FIFA rightly have long-standing rules in place, mindful of the power of the game to be used to further dark agendas, and equally mindful of the nature of political matters to be judged very differently depending on where one stands. Would that they have been in place in 1938 to save England’s players from being advised to give a Nazi salute before playing Germany.
But sadly – for many, many more important reasons than this – FIFA are perhaps the last people on earth to be able to survey the high ground of principle from their strong fortress of legitimacy.
What FIFA actually practice is the highest and most powerful example of politics of all – the ability to decide what is and is not political. Behind the canard that sport and politics shouldn’t be mixed lies the pure power to decide what is and isn’t political, and so what will, and will not be tolerated in mixing with sport.
Racism was political – and not to be mixed with sport – when the old guard stonewalled developing world pressure to tackle apartheid. The new guard who understood that sensibility changed tack, and now FIFA’s stance is that anti-racism isn’t political and can be mixed with sport. It’s a welcome change, of course, but on no level can it be seen as apolitical.

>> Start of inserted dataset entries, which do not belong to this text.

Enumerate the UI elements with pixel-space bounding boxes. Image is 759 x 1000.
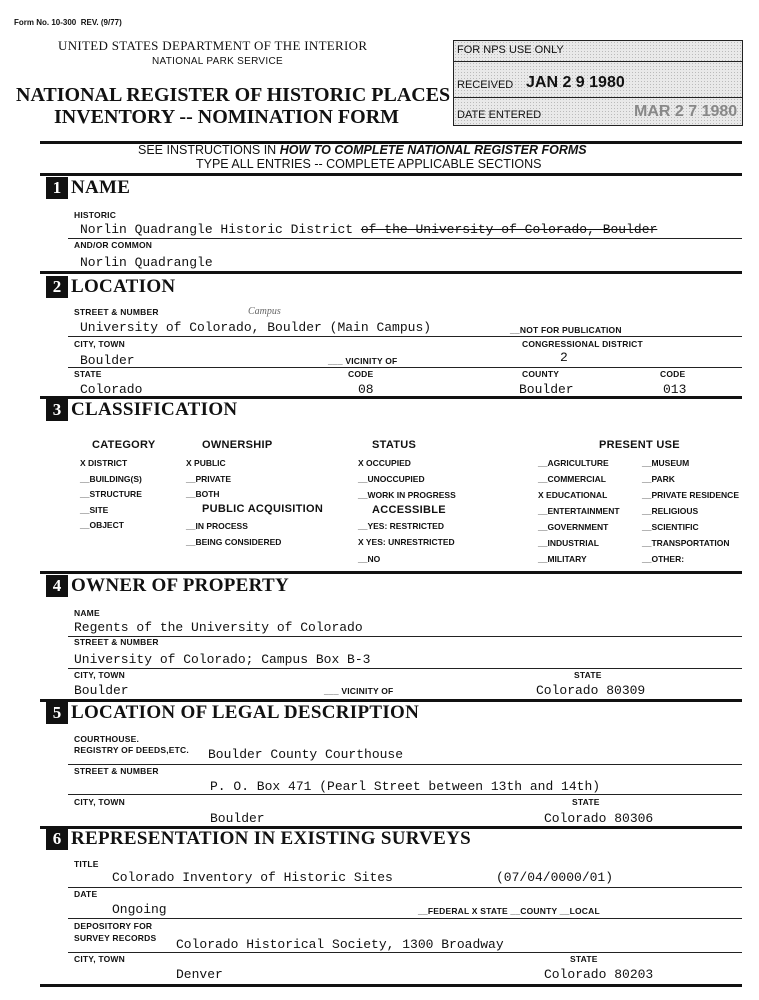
owner-state: Colorado 80309 xyxy=(536,683,646,698)
divider xyxy=(40,571,742,574)
owner-city-label: CITY, TOWN xyxy=(74,670,125,680)
owner-street-label: STREET & NUMBER xyxy=(74,637,159,647)
acquisition-item: __BEING CONSIDERED xyxy=(186,537,282,547)
acquisition-item: __IN PROCESS xyxy=(186,521,248,531)
form-number xyxy=(14,18,122,27)
historic-name-text: Norlin Quadrangle Historic District xyxy=(80,222,361,237)
section-1-heading xyxy=(46,177,130,199)
category-item: __SITE xyxy=(80,505,109,515)
state-label: STATE xyxy=(74,369,102,379)
present-use-item: __RELIGIOUS xyxy=(642,506,699,516)
department: UNITED STATES DEPARTMENT OF THE INTERIOR xyxy=(58,38,368,53)
section-6-heading xyxy=(46,828,471,850)
present-use-item: __MUSEUM xyxy=(642,458,690,468)
form-no: Form No. 10-300 xyxy=(14,18,77,27)
depository-label: DEPOSITORY FOR xyxy=(74,921,153,931)
historic-label: HISTORIC xyxy=(74,210,117,220)
survey-city: Denver xyxy=(176,967,223,982)
divider xyxy=(68,336,742,337)
street-label: STREET & NUMBER xyxy=(74,307,159,317)
owner-street: University of Colorado; Campus Box B-3 xyxy=(74,652,371,667)
status-item: __WORK IN PROGRESS xyxy=(358,490,456,500)
registry-label: REGISTRY OF DEEDS,ETC. xyxy=(74,745,189,755)
location-state: Colorado xyxy=(80,382,143,397)
county-code-label: CODE xyxy=(660,369,686,379)
common-name: Norlin Quadrangle xyxy=(80,255,213,270)
legal-state-label: STATE xyxy=(572,797,600,807)
owner-state-label: STATE xyxy=(574,670,602,680)
present-use-item: __PARK xyxy=(642,474,675,484)
present-use-item: __MILITARY xyxy=(538,554,587,564)
present-use-item: __PRIVATE RESIDENCE xyxy=(642,490,739,500)
accessible-heading: ACCESSIBLE xyxy=(372,504,446,516)
instructions-prefix: SEE INSTRUCTIONS IN xyxy=(138,143,280,157)
section-2-heading xyxy=(46,276,175,298)
present-use-item: X EDUCATIONAL xyxy=(538,490,608,500)
ownership-item: X PUBLIC xyxy=(186,458,226,468)
section-title: CLASSIFICATION xyxy=(71,399,238,420)
county-label: COUNTY xyxy=(522,369,560,379)
divider xyxy=(68,764,742,765)
category-item: X DISTRICT xyxy=(80,458,128,468)
category-item: __STRUCTURE xyxy=(80,489,142,499)
present-use-item: __TRANSPORTATION xyxy=(642,538,730,548)
section-4-heading xyxy=(46,575,289,597)
legal-state: Colorado 80306 xyxy=(544,811,654,826)
survey-title-label: TITLE xyxy=(74,859,99,869)
survey-title: Colorado Inventory of Historic Sites xyxy=(112,870,393,885)
ownership-item: __BOTH xyxy=(186,489,220,499)
ownership-heading: OWNERSHIP xyxy=(202,439,273,451)
nps-use-box xyxy=(453,40,743,126)
status-item: X OCCUPIED xyxy=(358,458,411,468)
owner-name: Regents of the University of Colorado xyxy=(74,620,363,635)
congressional-district: 2 xyxy=(560,350,568,365)
status-heading: STATUS xyxy=(372,439,417,451)
survey-city-label: CITY, TOWN xyxy=(74,954,125,964)
category-heading: CATEGORY xyxy=(92,439,156,451)
owner-vicinity: ___ VICINITY OF xyxy=(324,686,394,696)
handwritten-note: Campus xyxy=(248,306,281,317)
divider xyxy=(68,636,742,637)
form-rev: REV. (9/77) xyxy=(80,18,122,27)
category-item: __OBJECT xyxy=(80,520,124,530)
survey-levels: __FEDERAL X STATE __COUNTY __LOCAL xyxy=(418,906,600,916)
owner-name-label: NAME xyxy=(74,608,100,618)
category-item: __BUILDING(S) xyxy=(80,474,142,484)
divider xyxy=(40,271,742,274)
not-for-publication: __NOT FOR PUBLICATION xyxy=(510,325,622,335)
present-use-heading: PRESENT USE xyxy=(599,439,680,451)
divider xyxy=(68,668,742,669)
public-acquisition-heading: PUBLIC ACQUISITION xyxy=(202,503,324,515)
section-title: OWNER OF PROPERTY xyxy=(71,575,290,596)
instructions-line-1 xyxy=(138,143,587,157)
legal-street-label: STREET & NUMBER xyxy=(74,766,159,776)
divider xyxy=(68,238,742,239)
state-code-label: CODE xyxy=(348,369,374,379)
owner-city: Boulder xyxy=(74,683,129,698)
section-5-heading xyxy=(46,702,419,724)
section-title: LOCATION xyxy=(71,276,176,297)
divider xyxy=(68,367,742,368)
section-number: 1 xyxy=(46,177,68,199)
date-entered-label: DATE ENTERED xyxy=(457,109,542,121)
survey-state-label: STATE xyxy=(570,954,598,964)
present-use-item: __INDUSTRIAL xyxy=(538,538,599,548)
status-item: __UNOCCUPIED xyxy=(358,474,425,484)
congressional-label: CONGRESSIONAL DISTRICT xyxy=(522,339,643,349)
legal-street: P. O. Box 471 (Pearl Street between 13th and 14th) xyxy=(210,779,601,794)
depository: Colorado Historical Society, 1300 Broadway xyxy=(176,937,504,952)
accessible-item: __YES: RESTRICTED xyxy=(358,521,444,531)
instructions-line-2: TYPE ALL ENTRIES -- COMPLETE APPLICABLE SECTIONS xyxy=(196,157,542,171)
divider xyxy=(40,173,742,176)
legal-city-label: CITY, TOWN xyxy=(74,797,125,807)
section-number: 4 xyxy=(46,575,68,597)
divider xyxy=(40,984,742,987)
location-street: University of Colorado, Boulder (Main Campus) xyxy=(80,320,432,335)
section-title: REPRESENTATION IN EXISTING SURVEYS xyxy=(71,828,472,849)
entered-stamp: MAR 2 7 1980 xyxy=(634,103,738,120)
section-number: 6 xyxy=(46,828,68,850)
form-title-1: NATIONAL REGISTER OF HISTORIC PLACES xyxy=(16,84,451,106)
legal-city: Boulder xyxy=(210,811,265,826)
accessible-item: __NO xyxy=(358,554,381,564)
survey-date: Ongoing xyxy=(112,902,167,917)
location-state-code: 08 xyxy=(358,382,374,397)
received-stamp: JAN 2 9 1980 xyxy=(526,74,625,91)
courthouse-name: Boulder County Courthouse xyxy=(208,747,404,762)
section-number: 5 xyxy=(46,702,68,724)
present-use-item: __SCIENTIFIC xyxy=(642,522,699,532)
section-3-heading xyxy=(46,399,237,421)
common-label: AND/OR COMMON xyxy=(74,240,153,250)
divider xyxy=(68,794,742,795)
present-use-item: __GOVERNMENT xyxy=(538,522,609,532)
divider xyxy=(68,952,742,953)
courthouse-label: COURTHOUSE. xyxy=(74,734,140,744)
section-number: 3 xyxy=(46,399,68,421)
survey-records-label: SURVEY RECORDS xyxy=(74,933,157,943)
divider xyxy=(68,887,742,888)
survey-number: (07/04/0000/01) xyxy=(496,870,614,885)
ownership-item: __PRIVATE xyxy=(186,474,232,484)
location-county-code: 013 xyxy=(663,382,687,397)
section-title: LOCATION OF LEGAL DESCRIPTION xyxy=(71,702,420,723)
section-number: 2 xyxy=(46,276,68,298)
location-city: Boulder xyxy=(80,353,135,368)
present-use-item: __ENTERTAINMENT xyxy=(538,506,620,516)
present-use-item: __OTHER: xyxy=(642,554,685,564)
section-title: NAME xyxy=(71,177,131,198)
vicinity-label: ___ VICINITY OF xyxy=(328,356,398,366)
nps-box-title: FOR NPS USE ONLY xyxy=(457,44,564,56)
instructions-emphasis: HOW TO COMPLETE NATIONAL REGISTER FORMS xyxy=(279,143,587,157)
present-use-item: __AGRICULTURE xyxy=(538,458,609,468)
divider xyxy=(68,918,742,919)
historic-name xyxy=(80,222,657,237)
form-title-2: INVENTORY -- NOMINATION FORM xyxy=(54,106,400,128)
survey-date-label: DATE xyxy=(74,889,98,899)
accessible-item: X YES: UNRESTRICTED xyxy=(358,537,455,547)
service: NATIONAL PARK SERVICE xyxy=(152,56,283,67)
historic-name-struck: of the University of Colorado, Boulder xyxy=(360,222,658,237)
location-county: Boulder xyxy=(519,382,574,397)
present-use-item: __COMMERCIAL xyxy=(538,474,607,484)
received-label: RECEIVED xyxy=(457,79,514,91)
survey-state: Colorado 80203 xyxy=(544,967,654,982)
city-label: CITY, TOWN xyxy=(74,339,125,349)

Commercial matters are most definitely not political in FIFAland; certainly not how FIFA ensures host countries for world cups give them carte blanche to pretty much do as they commercially please, and rewrite their laws and tax codes. It also isn’t political to allow national teams to display the logo of the kit manufacturer, a commercial message if ever there was one. Adidas, after all, would expect nothing less from the people they groomed for power back in the day.